How to Cope With a Vegan Guest at Thanksgiving

Editor
Plan ahead, and don’t be cruel
Tofurkey

John O'Boyle

No Tofurkey required. 

When there’s a vegan or vegetarian at a group dinner where everyone has the same dining options, it can potentially be an unpleasant experience for everyone involved. If they’re the type of person who expects the world to bend to their every whim, they may demand that special dishes are made for them. If not, they may end up just picking at vegetables all night. There’s a middle ground, but it may take a little planning if there will be one at your Thanksgiving dinner.

First, if you’re hosting Thanksgiving and you know a vegan is attending, reach out to them ahead of time and ask what exactly they can and can’t eat (there's also no harm in asking all of your guests about their dietary preferences while you’re still menu-planning). It’s certainly not rude to ask them if they’d like to bring a dish that they’re able to eat, and if it’s not too much trouble you can prepare a separate version of the non-vegan side dishes with some tweaks, like vegetable stock in the dressing. They’re obviously not going to be eating turkey, so it’ll be all about the sides for them — make sure that there’s something other than green beans.

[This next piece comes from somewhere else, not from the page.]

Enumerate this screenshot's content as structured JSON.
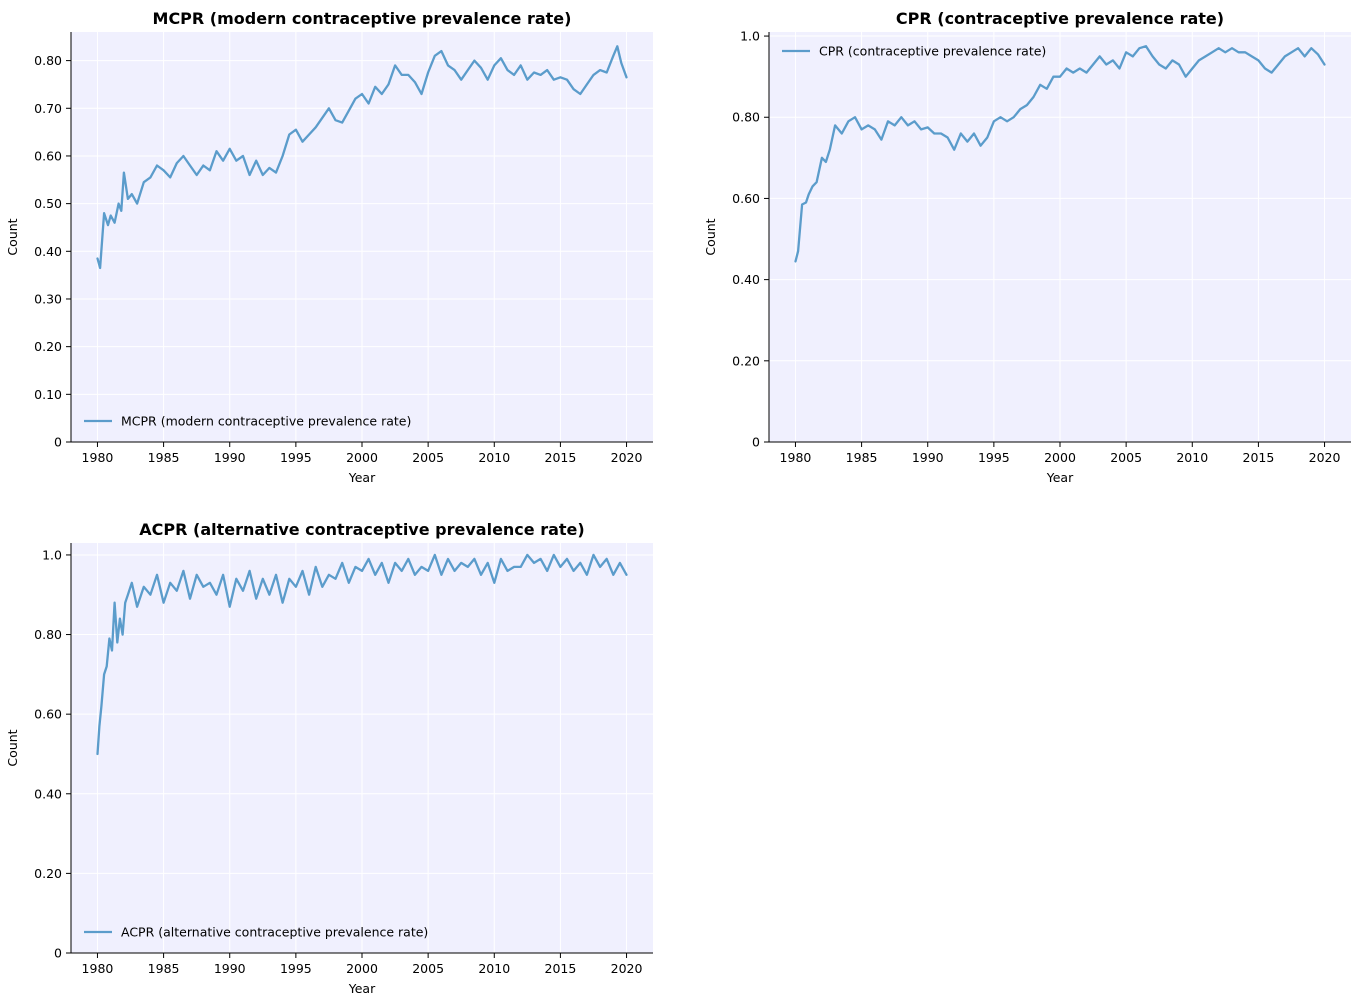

If a vegan shows up unannounced, then there’s really not much you can do except point out what has animal products in it and what doesn’t. If you were given no notice, it’s not up to you to go out of your way to make them happy. That said, there is no need to be rude; it goes without saying that talking about how you could never imagine giving up bacon or interrogating them about their protein and vitamin intake will not improve the festive mood.